Fortunately, Plato gives us some direction here — still in the Republic, and just a few paragraphs after the Analogy of the Cave.
Education, he says, isn’t “putting true knowledge into a soul that does not possess it, as if…inserting vision into blind eyes.” In other words, you can’t just dump a ton of new facts onto someone, and expect them to “get it.”
Instead, says Plato, we must assume the person whom we are trying to convince already has, on some level, the basic information needed to grasp the argument we are making. Our job isn’t to give others more and more facts, it is to help them use the facts they already possess to perhaps see their situation in a new way.

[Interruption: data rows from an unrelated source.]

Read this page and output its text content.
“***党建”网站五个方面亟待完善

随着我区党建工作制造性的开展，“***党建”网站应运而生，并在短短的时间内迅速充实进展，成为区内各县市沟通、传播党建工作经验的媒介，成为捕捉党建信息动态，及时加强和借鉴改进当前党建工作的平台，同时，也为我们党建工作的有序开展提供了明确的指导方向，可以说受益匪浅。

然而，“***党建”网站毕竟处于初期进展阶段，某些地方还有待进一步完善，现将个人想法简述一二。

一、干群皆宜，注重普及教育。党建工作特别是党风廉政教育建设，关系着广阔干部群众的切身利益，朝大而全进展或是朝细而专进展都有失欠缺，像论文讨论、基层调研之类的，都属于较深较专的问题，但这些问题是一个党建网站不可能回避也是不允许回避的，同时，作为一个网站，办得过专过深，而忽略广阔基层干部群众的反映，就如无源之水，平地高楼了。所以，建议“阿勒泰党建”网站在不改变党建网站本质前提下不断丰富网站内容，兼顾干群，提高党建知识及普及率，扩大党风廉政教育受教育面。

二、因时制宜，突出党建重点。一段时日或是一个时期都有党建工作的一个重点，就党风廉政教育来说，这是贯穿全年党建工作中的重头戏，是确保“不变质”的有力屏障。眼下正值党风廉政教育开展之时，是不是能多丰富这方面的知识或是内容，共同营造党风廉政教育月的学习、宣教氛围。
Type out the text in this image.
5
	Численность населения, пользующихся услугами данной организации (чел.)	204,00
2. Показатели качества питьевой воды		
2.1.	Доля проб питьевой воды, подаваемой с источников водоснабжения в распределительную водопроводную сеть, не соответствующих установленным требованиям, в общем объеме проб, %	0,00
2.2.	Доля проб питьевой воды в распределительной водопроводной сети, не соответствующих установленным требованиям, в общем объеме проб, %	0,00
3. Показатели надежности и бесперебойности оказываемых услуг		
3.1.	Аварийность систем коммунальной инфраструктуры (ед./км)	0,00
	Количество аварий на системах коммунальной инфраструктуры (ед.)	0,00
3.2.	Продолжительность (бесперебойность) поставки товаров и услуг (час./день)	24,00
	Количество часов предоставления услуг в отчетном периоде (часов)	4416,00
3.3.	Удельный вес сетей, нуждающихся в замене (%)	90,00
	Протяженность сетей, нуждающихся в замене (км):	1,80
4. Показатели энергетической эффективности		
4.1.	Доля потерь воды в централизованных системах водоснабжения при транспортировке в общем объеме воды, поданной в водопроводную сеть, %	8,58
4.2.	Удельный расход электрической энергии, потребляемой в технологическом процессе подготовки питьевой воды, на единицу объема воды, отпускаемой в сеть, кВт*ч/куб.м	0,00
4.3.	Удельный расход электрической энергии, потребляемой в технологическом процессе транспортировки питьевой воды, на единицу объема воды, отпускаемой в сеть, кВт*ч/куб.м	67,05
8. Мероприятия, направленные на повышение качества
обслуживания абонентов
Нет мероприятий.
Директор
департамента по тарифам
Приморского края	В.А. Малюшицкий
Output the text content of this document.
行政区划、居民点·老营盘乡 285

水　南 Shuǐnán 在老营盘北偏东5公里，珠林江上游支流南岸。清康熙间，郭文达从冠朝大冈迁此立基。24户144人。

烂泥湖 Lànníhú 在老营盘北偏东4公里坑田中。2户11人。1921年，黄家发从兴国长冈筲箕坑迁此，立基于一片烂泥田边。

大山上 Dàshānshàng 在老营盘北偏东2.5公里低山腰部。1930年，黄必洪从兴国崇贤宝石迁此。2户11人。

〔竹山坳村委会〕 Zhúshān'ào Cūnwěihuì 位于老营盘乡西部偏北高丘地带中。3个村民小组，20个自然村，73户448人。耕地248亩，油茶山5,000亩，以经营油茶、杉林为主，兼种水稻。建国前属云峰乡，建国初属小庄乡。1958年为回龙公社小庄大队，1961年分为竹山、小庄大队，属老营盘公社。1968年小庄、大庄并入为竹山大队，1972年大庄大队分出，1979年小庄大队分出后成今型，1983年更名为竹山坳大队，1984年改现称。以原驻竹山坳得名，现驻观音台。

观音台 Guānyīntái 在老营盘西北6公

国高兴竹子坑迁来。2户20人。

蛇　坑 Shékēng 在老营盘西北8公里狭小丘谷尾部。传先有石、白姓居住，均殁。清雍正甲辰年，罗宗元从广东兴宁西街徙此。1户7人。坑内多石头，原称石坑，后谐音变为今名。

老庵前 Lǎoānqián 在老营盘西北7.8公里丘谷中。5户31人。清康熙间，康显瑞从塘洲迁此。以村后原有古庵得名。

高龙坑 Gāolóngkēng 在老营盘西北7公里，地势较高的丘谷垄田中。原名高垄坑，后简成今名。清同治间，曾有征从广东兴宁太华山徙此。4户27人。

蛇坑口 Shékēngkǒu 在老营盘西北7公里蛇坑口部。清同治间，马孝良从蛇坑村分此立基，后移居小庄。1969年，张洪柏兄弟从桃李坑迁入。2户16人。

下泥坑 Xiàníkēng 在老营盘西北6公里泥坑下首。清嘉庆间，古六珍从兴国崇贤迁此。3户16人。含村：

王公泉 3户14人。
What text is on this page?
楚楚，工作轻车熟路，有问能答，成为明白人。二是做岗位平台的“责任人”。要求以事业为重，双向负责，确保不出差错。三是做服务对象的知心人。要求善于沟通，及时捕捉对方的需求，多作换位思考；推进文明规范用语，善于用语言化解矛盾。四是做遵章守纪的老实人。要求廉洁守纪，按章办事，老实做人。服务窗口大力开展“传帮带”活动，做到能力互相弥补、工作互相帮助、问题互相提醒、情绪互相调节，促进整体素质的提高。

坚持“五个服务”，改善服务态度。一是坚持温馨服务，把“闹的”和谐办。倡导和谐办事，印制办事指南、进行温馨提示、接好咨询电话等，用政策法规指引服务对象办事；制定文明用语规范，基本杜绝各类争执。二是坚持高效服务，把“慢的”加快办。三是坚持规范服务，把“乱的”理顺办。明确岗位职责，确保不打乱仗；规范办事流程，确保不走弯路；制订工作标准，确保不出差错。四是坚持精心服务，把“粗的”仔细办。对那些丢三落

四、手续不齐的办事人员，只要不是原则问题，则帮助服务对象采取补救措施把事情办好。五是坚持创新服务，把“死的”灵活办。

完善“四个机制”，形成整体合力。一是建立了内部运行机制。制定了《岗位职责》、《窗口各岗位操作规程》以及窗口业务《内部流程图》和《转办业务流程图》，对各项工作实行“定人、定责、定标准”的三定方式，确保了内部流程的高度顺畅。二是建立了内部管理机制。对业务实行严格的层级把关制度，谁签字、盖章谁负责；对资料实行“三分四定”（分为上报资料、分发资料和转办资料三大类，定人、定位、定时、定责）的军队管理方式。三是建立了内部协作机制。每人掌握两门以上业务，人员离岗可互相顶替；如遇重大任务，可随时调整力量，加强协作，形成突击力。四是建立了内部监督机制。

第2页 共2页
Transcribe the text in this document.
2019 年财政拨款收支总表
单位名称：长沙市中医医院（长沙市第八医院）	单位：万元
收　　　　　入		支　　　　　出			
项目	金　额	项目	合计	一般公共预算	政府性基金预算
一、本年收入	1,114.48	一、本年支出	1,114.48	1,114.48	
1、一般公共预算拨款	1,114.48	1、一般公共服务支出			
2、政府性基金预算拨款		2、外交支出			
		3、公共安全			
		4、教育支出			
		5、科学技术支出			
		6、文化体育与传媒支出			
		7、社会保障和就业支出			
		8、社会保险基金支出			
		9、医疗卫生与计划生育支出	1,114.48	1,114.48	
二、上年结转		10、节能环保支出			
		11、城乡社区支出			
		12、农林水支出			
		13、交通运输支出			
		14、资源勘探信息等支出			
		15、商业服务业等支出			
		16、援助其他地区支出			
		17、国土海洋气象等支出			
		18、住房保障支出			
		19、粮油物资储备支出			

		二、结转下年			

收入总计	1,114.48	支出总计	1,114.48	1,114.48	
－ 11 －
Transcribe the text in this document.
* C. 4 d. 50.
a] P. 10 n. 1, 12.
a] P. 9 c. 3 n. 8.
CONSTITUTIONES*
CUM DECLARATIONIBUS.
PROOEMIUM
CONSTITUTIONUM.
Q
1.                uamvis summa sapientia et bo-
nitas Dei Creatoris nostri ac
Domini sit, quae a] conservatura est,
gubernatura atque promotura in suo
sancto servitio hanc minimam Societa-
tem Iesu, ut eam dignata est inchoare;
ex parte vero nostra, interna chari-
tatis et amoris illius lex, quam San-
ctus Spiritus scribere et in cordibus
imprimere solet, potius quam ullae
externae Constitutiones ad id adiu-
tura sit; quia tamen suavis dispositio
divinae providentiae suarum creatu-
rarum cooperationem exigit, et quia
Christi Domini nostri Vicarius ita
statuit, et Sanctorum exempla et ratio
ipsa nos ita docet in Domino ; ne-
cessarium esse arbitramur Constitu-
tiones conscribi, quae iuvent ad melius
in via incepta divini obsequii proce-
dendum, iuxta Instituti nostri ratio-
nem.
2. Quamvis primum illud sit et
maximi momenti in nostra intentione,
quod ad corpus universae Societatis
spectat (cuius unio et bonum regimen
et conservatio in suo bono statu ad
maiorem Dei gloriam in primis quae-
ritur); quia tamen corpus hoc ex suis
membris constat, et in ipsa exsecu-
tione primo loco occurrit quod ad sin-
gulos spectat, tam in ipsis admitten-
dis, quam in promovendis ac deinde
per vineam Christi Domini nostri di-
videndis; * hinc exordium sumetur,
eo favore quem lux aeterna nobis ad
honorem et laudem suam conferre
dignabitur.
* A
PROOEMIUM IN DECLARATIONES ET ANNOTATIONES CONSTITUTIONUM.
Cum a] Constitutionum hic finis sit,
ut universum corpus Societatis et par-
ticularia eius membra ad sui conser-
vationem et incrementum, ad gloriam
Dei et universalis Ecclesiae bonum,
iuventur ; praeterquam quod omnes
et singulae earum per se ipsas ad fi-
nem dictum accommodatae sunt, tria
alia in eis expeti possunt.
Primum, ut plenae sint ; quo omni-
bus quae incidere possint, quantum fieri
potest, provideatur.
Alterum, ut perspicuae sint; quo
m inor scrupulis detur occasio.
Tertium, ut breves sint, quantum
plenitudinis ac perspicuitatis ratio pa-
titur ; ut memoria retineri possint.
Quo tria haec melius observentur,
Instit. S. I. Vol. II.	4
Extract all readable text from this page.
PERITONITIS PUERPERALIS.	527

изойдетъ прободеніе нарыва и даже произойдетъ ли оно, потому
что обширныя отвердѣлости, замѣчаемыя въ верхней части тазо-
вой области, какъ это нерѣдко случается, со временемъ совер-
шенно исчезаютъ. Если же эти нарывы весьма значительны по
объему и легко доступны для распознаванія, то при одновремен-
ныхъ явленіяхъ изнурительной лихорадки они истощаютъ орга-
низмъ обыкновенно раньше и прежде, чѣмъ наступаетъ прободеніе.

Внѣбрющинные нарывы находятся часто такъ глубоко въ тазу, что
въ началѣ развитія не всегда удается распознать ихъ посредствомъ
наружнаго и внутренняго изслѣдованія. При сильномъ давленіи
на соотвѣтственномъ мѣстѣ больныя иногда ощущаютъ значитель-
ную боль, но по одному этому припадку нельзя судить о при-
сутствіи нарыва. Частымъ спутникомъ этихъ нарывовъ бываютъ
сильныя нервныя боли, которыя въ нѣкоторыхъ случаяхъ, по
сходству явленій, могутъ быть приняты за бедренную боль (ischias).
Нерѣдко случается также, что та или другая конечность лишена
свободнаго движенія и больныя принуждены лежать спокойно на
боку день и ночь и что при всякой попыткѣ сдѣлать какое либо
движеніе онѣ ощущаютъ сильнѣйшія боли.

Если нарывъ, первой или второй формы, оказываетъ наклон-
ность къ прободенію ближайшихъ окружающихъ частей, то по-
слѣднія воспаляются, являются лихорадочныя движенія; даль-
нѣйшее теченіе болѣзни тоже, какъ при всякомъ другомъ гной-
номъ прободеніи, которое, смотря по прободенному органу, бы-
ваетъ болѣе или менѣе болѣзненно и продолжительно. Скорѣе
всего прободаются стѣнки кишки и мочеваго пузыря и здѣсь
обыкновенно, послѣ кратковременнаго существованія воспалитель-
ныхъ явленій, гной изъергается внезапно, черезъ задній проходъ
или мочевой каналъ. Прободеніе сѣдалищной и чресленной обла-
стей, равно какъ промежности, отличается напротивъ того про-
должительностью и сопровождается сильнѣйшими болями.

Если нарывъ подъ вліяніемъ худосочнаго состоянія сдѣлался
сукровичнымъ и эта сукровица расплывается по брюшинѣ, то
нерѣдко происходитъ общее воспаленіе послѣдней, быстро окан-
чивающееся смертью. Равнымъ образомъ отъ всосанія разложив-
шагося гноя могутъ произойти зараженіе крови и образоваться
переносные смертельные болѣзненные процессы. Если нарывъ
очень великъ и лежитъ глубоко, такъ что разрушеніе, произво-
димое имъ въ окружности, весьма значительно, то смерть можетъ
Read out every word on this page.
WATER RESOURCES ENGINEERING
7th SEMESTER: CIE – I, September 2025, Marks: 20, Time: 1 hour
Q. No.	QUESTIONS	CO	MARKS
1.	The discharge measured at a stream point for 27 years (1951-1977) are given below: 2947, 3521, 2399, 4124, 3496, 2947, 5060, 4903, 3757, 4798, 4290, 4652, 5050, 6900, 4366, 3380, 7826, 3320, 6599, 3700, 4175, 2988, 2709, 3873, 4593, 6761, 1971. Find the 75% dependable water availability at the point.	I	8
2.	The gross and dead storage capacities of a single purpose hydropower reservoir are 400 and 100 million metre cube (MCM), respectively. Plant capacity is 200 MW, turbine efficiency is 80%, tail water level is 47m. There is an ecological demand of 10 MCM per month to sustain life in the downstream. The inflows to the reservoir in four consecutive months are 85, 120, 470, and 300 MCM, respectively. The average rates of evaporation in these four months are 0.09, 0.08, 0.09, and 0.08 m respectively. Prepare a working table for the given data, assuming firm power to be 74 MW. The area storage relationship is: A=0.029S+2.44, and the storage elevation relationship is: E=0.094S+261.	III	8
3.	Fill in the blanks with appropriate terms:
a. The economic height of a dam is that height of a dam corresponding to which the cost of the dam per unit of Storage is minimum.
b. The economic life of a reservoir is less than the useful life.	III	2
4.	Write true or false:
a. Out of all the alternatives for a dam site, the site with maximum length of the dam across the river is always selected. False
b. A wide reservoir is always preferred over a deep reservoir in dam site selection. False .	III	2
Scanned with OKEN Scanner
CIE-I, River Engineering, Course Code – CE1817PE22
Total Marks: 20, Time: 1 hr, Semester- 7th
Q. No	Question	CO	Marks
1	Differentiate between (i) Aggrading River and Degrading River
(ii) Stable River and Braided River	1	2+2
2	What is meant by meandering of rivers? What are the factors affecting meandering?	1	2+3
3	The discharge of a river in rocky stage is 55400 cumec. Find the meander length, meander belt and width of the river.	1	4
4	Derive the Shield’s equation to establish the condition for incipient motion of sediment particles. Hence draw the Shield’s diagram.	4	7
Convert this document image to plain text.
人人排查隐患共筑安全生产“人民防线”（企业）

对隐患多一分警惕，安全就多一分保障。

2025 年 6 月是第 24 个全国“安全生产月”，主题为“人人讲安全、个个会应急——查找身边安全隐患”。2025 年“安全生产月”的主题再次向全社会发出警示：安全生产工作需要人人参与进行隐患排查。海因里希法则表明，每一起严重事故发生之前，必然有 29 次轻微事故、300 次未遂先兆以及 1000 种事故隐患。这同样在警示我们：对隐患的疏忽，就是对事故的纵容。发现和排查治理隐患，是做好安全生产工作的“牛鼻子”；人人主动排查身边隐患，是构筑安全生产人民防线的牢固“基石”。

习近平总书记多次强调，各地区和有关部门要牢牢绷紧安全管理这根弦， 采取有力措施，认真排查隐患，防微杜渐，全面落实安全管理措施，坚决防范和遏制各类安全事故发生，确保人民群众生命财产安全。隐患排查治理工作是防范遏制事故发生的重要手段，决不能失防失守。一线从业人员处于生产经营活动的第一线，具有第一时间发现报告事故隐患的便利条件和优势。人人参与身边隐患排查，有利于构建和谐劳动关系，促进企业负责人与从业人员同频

This is directly applicable to spreading the adoption of AWS. The economic drivers that make it so powerful didn’t come out of nowhere. They develop naturally and directly from challenges IT organizations face every day. IT administrators, managed service providers, business owners, and CEOs are intimately familiar with them.
The broad, straight road to AWS doesn’t run through a detailed comparison of features and benefits, an argument about on-site vs. hosted, or an impressive demonstration of serverless functionality.
It runs instead through evaluation of speed-to-market, recognition of total cost of ownership, and no nonsense cost-benefit analysis. The same criteria, in other words, by which all IT initiatives are assessed. Decision-makers are well-versed in using these tools to chart the course of successful organizations. What they need is someone who can explain the virtues of AWS in terms they already understand.
Going forward, I plan to focus on the compelling business case for AWS, more than on its cool services and features. The cave of legacy IT has sheltered administrators, CIOs and CTOs for a long time. I can’t fault them for wanting to see exactly how a new approach will advance their organization.
There will be plenty of time later to marvel at the splendor of living in the sun.
Brian S. Pauls has over 20 years of experience navigating the rapid pace of change in computers, networks, and the Internet. He has learned it’s more fun outside the cave if you take a few friends along.